The resulting collection of sets [by considering the sets corresponding to all the predicates of form ##P(x)##] will be the "arithmetic sets". They will be much bigger than collection of computable sets (or even c.e. sets).


P.S.
I was also thinking about what could be the best way to associate (total) functions with sets in a reasonable way.

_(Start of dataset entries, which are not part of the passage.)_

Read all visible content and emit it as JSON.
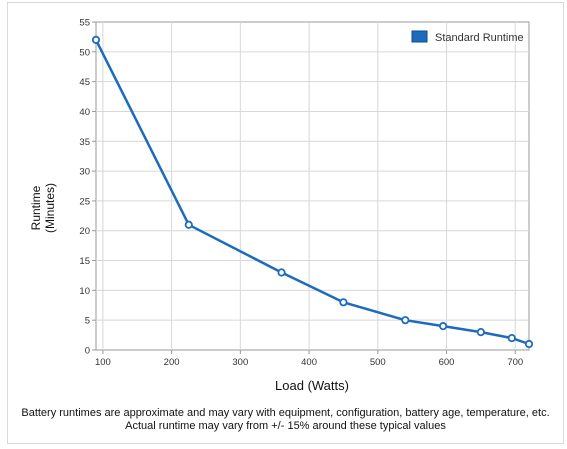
{
  "chart_data": {
    "type": "line",
    "xlabel": "Load (Watts)",
    "ylabel_line1": "Runtime",
    "ylabel_line2": "(Minutes)",
    "xlim": [
      90,
      720
    ],
    "ylim": [
      0,
      55
    ],
    "x_ticks": [
      100,
      200,
      300,
      400,
      500,
      600,
      700
    ],
    "y_ticks": [
      0,
      5,
      10,
      15,
      20,
      25,
      30,
      35,
      40,
      45,
      50,
      55
    ],
    "grid": true,
    "legend_position": "top-right",
    "series": [
      {
        "name": "Standard Runtime",
        "color": "#1c6bbd",
        "x": [
          90,
          225,
          360,
          450,
          540,
          595,
          650,
          695,
          720
        ],
        "y": [
          52,
          21,
          13,
          8,
          5,
          4,
          3,
          2,
          1
        ]
      }
    ]
  },
  "caption": {
    "line1": "Battery runtimes are approximate and may vary with equipment, configuration, battery age, temperature, etc.",
    "line2": "Actual runtime may vary from +/- 15% around these typical values"
  }
}
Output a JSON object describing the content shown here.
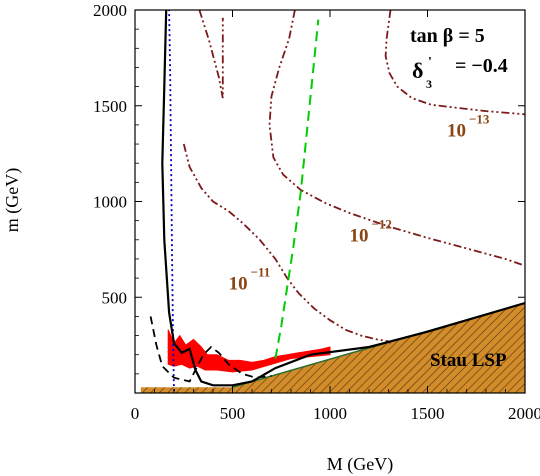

If we consider an arbitrary set ##A \subseteq \mathbb{N}##, one way seems to be look at it seems to be to write the set in (strictly) increasing order as: ##A=\{a_0,a_1,a_2,.....\}##. Then we could define define a function ##f:\mathbb{N} \rightarrow \mathbb{N}## as:
##f(0)=a_0##
##f(1)=a_1-a_0-1##
In general, for an arbitrary ##n \in \mathbb{N}## with ##n \geq 1##, we could set:
##f(n)=a_n-a_{n-1}-1##

For the case where ##A## has finite number of elements perhaps we could set ##f## to be ##0## [as a default of sorts] for all inputs where the input to function is greater equal to number of elements in ##A##.

Is this way of association fully satisfactory though? I am not sure. Corresponding to computable sets, this correspondence will yield computable functions. Corresponding to c.e. sets, this correspondence will yield a bigger collection than computable functions (but still halt-computable).